On Feb 15, 10:18 am, "bumper" wrote:
"Eric Greenwell" wrote in message

...



And to reiterate, it's not a "200 watt transmitter". The peak power of
the pulses is 200 watt, but it's only about a 5 watt max transmitter,
as the pulses are short.


I know you are talking about peak power vs average power. However, even
though pulse width is narrow, and thus the average radiation from a 175 or
250 watt transponder might be on the order of 5 watts, I'm not sure the
radiation exposure should be equated to just the low average power.

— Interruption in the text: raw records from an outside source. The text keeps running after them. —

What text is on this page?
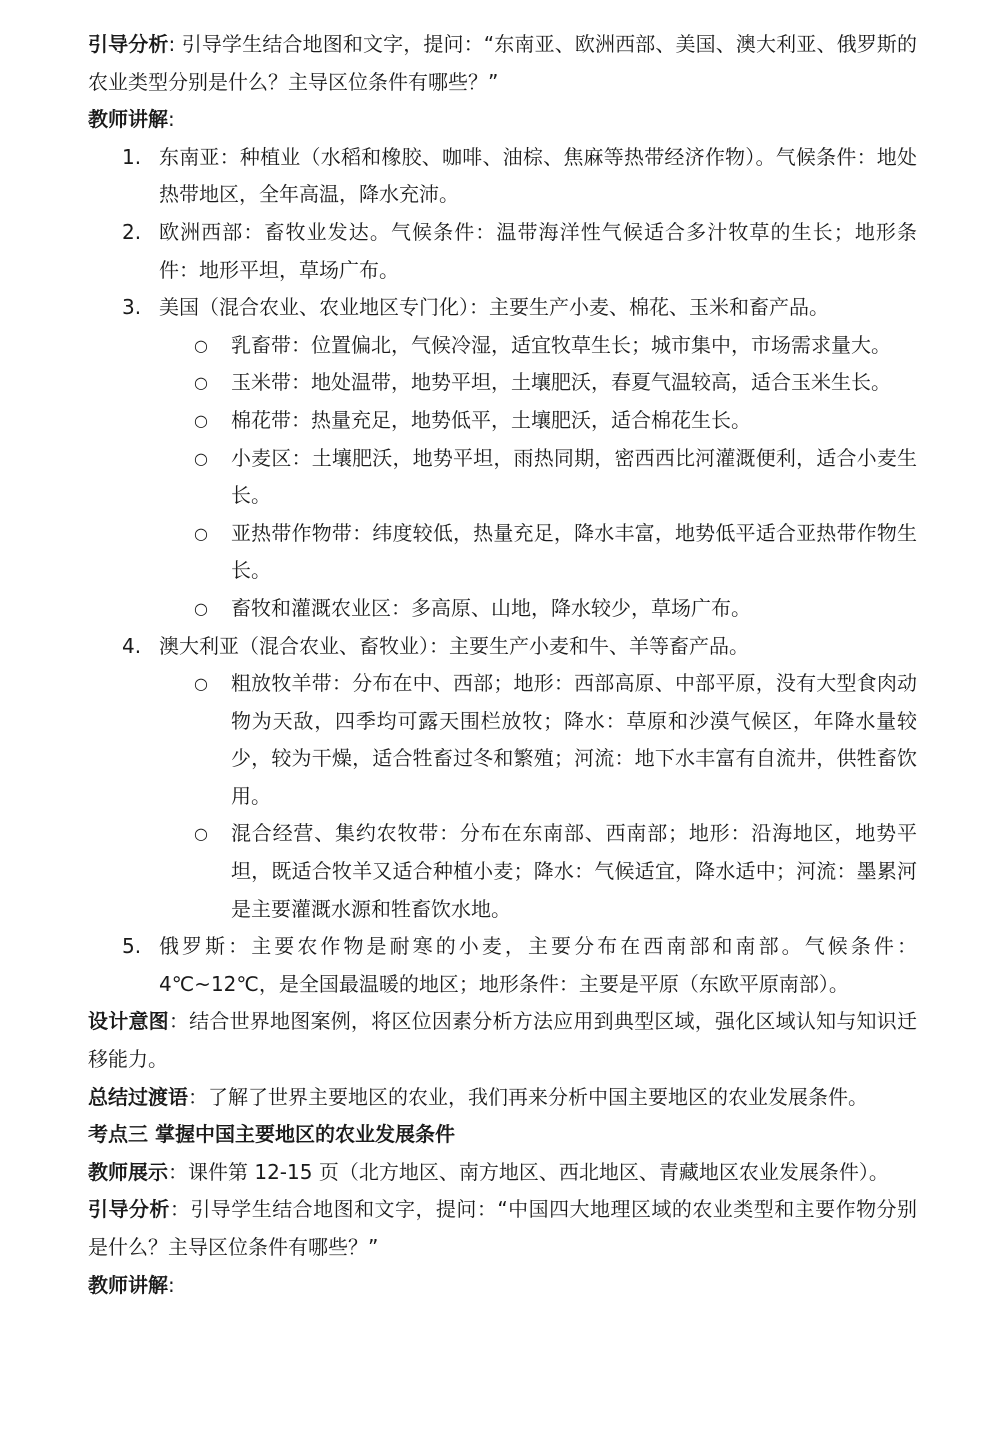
引导分析: 引导学生结合地图和文字，提问：“东南亚、欧洲西部、美国、澳大利亚、俄罗斯的农业类型分别是什么？主导区位条件有哪些？”

教师讲解:

1. 东南亚：种植业（水稻和橡胶、咖啡、油棕、焦麻等热带经济作物）。气候条件：地处热带地区，全年高温，降水充沛。
2. 欧洲西部：畜牧业发达。气候条件：温带海洋性气候适合多汁牧草的生长；地形条件：地形平坦，草场广布。
3. 美国（混合农业、农业地区专门化）：主要生产小麦、棉花、玉米和畜产品。
○ 乳畜带：位置偏北，气候冷湿，适宜牧草生长；城市集中，市场需求量大。
○ 玉米带：地处温带，地势平坦，土壤肥沃，春夏气温较高，适合玉米生长。
○ 棉花带：热量充足，地势低平，土壤肥沃，适合棉花生长。
○ 小麦区：土壤肥沃，地势平坦，雨热同期，密西西比河灌溉便利，适合小麦生长。
○ 亚热带作物带：纬度较低，热量充足，降水丰富，地势低平适合亚热带作物生长。
○ 畜牧和灌溉农业区：多高原、山地，降水较少，草场广布。
4. 澳大利亚（混合农业、畜牧业）：主要生产小麦和牛、羊等畜产品。
○ 粗放牧羊带：分布在中、西部；地形：西部高原、中部平原，没有大型食肉动物为天敌，四季均可露天围栏放牧；降水：草原和沙漠气候区，年降水量较少，较为干燥，适合牲畜过冬和繁殖；河流：地下水丰富有自流井，供牲畜饮用。
○ 混合经营、集约农牧带：分布在东南部、西南部；地形：沿海地区，地势平坦，既适合牧羊又适合种植小麦；降水：气候适宜，降水适中；河流：墨累河是主要灌溉水源和牲畜饮水地。
5. 俄罗斯：主要农作物是耐寒的小麦，主要分布在西南部和南部。气候条件：4℃~12℃，是全国最温暖的地区；地形条件：主要是平原（东欧平原南部）。

设计意图：结合世界地图案例，将区位因素分析方法应用到典型区域，强化区域认知与知识迁移能力。

总结过渡语：了解了世界主要地区的农业，我们再来分析中国主要地区的农业发展条件。

考点三 掌握中国主要地区的农业发展条件

教师展示：课件第 12-15 页（北方地区、南方地区、西北地区、青藏地区农业发展条件）。

引导分析：引导学生结合地图和文字，提问：“中国四大地理区域的农业类型和主要作物分别是什么？主导区位条件有哪些？”

教师讲解:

Consider a single high powered pulse as being one .22 rifle bullet. The
bullet might have on the order of 100 ft pounds of energy and would
obviously do considerable tissue damage. Compare that to several hundred
BB's from a low powered air rifle, the combined energy of which equals the
energy of that one .22 bullet. Same total energy, far less damage. The point
I'm trying to make is that pulsed high energy may well do more tissue damage
than the same total amount of low level energy delivered over a longer time
frame.

I want that transponder antenna installed away from me.

bumper


A colleague who deals with radiation safety said that the argument
that low energy long-duration doses of radiation are equivalent to
high energy short duration doses is like equating jumping off a 3-foot
wall ten times with jumping off a 30-foot wall once.